Und wer könnte es verdenken? Das Start-Lineup war famos und umfasste neben „Systemsellern“ wie Sonic Adventure, Virtua Fighter 3tb, Power Stone und Sega Rally 2 auch eine starke zweite Reihe, darunter Millennium Soldier: Expendable, Tokyo Highway Challenge, Toy Commander oder Ready 2 Rumble Boxing. Das Vorweihnachts-Lineup war nicht allzu umfangreich, konnte sich mit The House of the Dead 2, NBA 2K und nicht zuletzt dem legendären SoulCalibur aber ebenfalls sehen lassen.
Doch der Launch der Dreamcast markierte den Anfang vom Ende von SEGA als Konsolenhersteller. Es dauerte keine zwei Jahre, da wurde die kompakte weiße Kiste auch schon verramscht; und am 31. März 2001 gab SEGA die Einstellung der Konsole und den Rückzug aus dem Hardware-Geschäfte bekannt. Immerhin erschienen selbst dann, etwa bis zum Jahresende, noch erstaunlich viele, erstaunlich starke Spiele und überbrückten denen, die nicht auf die PlayStation 2 umsatteln wollten, die Monate bis zum Erscheinen der Xbox und des GameCube.
Somit waren auch Early-Adoptern der Konsole in Europa gerade einmal zwei „gute“ Jahre beschert. Und deshalb frage ich mich – und will die Frage an die damaligen Dreamcast-Besitzer unter euch gern weitergeben: Wie habt ihr euch gefühlt, als im März 2001 das Ende der Konsole verkündet wurde? Wart ihr da erschüttert und meintet, eurer Geld in den Sand gesetzt zu haben? Habt ihr die Dreamcast trotzig verteidigt und seid ihr glücklich gewesen, bei so vielen innovativen Features und tollen Spielen „live“ dabei gewesen zu sein? Oder habt ihr (weil ihr eher „naiv“ gespielt habt, ohne regelmäßig Spielemagazine o.ä. zu lesen) vielleicht gar nicht mitbekommen, wie das Ende nahte, bis irgendwann die Spiele in den Regalen spärlicher wurden?
Ich wäre sehr gespannt, eure Eindrücke von damals in unserem Kommentarbereich zu lesen!
Doch zunächst: Erfreut euch an zwei weiteren Gastbeiträgen! Quasi als Appetizer gibt es einen kurzen Beitrag von Holger Krupp, der uns daran erinnert: Nachts ist es kälter als draußen und durch den Wald ist es kürzer als zu Fuß – und wenn man jung ist, nimmt man ganz schön viel auf sich, um gemeinsam zu zocken!
Danach erwartet euch ein längerer Beitrag von einer, ich sag einfach mal, Koryphäe der deutschen Dreamcast-Szene: Roberto Kracht, alteingesessener Retro- und Indie-Blogger noch dazu, erzählt uns, wie er selbst zu Dreamcast kam, und was die Konsole so einzigartig und besonders machte (und teils bis heute macht). Viel Spaß! [sk]
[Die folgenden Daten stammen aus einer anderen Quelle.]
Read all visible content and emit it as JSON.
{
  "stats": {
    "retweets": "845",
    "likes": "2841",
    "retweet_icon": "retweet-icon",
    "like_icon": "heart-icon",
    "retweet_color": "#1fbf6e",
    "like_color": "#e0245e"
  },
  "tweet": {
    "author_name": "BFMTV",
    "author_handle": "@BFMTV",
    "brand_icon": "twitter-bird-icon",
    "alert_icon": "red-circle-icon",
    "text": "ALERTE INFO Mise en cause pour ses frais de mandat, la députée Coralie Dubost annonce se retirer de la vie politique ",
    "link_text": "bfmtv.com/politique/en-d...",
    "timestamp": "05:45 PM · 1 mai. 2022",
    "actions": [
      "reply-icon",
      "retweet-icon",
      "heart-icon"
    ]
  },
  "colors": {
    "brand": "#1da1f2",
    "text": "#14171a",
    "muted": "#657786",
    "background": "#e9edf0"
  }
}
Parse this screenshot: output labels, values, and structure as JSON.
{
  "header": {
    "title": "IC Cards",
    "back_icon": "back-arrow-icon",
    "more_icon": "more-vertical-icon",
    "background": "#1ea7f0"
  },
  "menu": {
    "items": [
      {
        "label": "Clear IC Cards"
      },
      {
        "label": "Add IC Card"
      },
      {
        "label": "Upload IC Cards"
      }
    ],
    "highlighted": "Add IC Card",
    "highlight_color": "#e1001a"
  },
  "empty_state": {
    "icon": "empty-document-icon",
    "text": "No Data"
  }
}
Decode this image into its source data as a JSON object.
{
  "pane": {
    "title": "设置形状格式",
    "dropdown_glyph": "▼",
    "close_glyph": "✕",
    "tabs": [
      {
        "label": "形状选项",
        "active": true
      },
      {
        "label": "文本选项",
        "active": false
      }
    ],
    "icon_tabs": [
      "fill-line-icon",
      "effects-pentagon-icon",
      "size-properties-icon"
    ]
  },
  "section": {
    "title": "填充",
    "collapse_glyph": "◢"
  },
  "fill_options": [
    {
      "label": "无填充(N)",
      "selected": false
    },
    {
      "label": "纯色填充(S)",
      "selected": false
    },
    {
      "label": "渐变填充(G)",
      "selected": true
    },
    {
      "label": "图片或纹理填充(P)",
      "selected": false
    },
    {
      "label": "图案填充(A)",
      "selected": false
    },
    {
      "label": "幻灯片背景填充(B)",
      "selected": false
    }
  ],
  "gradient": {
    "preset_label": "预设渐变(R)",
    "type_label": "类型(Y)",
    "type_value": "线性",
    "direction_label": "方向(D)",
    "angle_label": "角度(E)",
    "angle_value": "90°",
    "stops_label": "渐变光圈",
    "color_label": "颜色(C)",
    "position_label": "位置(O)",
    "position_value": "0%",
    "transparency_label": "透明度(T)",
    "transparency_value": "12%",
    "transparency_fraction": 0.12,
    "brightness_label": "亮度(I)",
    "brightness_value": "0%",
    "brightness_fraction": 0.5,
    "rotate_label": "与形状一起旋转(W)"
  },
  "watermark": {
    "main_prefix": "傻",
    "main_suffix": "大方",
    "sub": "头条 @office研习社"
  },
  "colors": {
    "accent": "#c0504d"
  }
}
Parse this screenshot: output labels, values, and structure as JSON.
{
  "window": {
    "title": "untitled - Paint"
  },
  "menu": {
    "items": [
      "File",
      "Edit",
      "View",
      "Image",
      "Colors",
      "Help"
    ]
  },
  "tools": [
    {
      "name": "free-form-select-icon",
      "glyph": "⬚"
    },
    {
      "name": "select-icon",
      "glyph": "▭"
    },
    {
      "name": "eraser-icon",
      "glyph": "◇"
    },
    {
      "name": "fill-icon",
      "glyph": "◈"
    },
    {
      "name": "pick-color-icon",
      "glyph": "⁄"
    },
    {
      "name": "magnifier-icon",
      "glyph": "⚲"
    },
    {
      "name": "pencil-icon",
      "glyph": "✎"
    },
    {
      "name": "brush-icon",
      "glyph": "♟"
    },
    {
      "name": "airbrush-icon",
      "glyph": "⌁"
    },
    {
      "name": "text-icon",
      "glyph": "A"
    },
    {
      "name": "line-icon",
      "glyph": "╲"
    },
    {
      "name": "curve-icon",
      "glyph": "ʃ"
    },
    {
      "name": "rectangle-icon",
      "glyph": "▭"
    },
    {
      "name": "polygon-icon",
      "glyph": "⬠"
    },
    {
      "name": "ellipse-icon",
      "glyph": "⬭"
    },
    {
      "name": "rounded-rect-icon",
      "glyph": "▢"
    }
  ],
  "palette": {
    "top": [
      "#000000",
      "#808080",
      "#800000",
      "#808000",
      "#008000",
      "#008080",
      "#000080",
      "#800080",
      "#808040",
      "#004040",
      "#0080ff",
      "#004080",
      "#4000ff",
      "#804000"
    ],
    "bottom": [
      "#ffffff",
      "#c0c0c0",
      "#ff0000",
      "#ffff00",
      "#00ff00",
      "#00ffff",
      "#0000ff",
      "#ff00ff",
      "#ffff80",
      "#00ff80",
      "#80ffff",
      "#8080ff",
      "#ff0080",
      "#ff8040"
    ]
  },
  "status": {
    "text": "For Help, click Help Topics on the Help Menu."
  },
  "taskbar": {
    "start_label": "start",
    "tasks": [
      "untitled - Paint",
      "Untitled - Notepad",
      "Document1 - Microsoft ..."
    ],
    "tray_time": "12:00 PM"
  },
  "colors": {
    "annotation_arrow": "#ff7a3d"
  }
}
Mit Zombies durch die Nacht
(von Holger Krupp)
1999 war ich 17 Jahre alt. Ein Schulfreund, der circa zehn Kilometer entfernt wohnte, hatte sich die Konsole gekauft. Ich und andere Freunde wohnten in einer kleinen Stadt, er auf dem Land, mitten im Moor in Niedersachsen. Ohne Führerschein ging es also an den Wochenenden mit dem Fahrrad über Feldwege. Die Rucksäcke mit Bier befüllt, was unsere Eltern mit „wenn der Rucksack klötert, ist es ein schlechtes Zeichen“ kommentierten.
Wir spielten The House of the Dead II, Crazy Taxi, Power Stone und diverse andere Spiele im Zimmer unterm Dach des Bauernhauses, in dem mein Kumpel lebte. Fast jedes Wochenende sind wir mit mehreren Leuten die zehn Kilometer am frühen Abend hin- und spät in der Nacht bei Mondschein zurückgefahren. Manchmal war es drei Uhr morgens; die Zombies aus House of the Dead waren erledigt und wir fuhren durch die Dunkelheit über die Felder. Als es einmal regnete, meinte ein Kumpel, dass er eine Abkürzung kenne. Die Abkürzung war doppelt so lang und wir kamen durchnässt an – was uns aber nicht davon abhielt, wieder bis spät in die Nacht zu zocken und hinterher in teilweise getrockneten Klamotten unseren bekannten Weg zurück zu fahren.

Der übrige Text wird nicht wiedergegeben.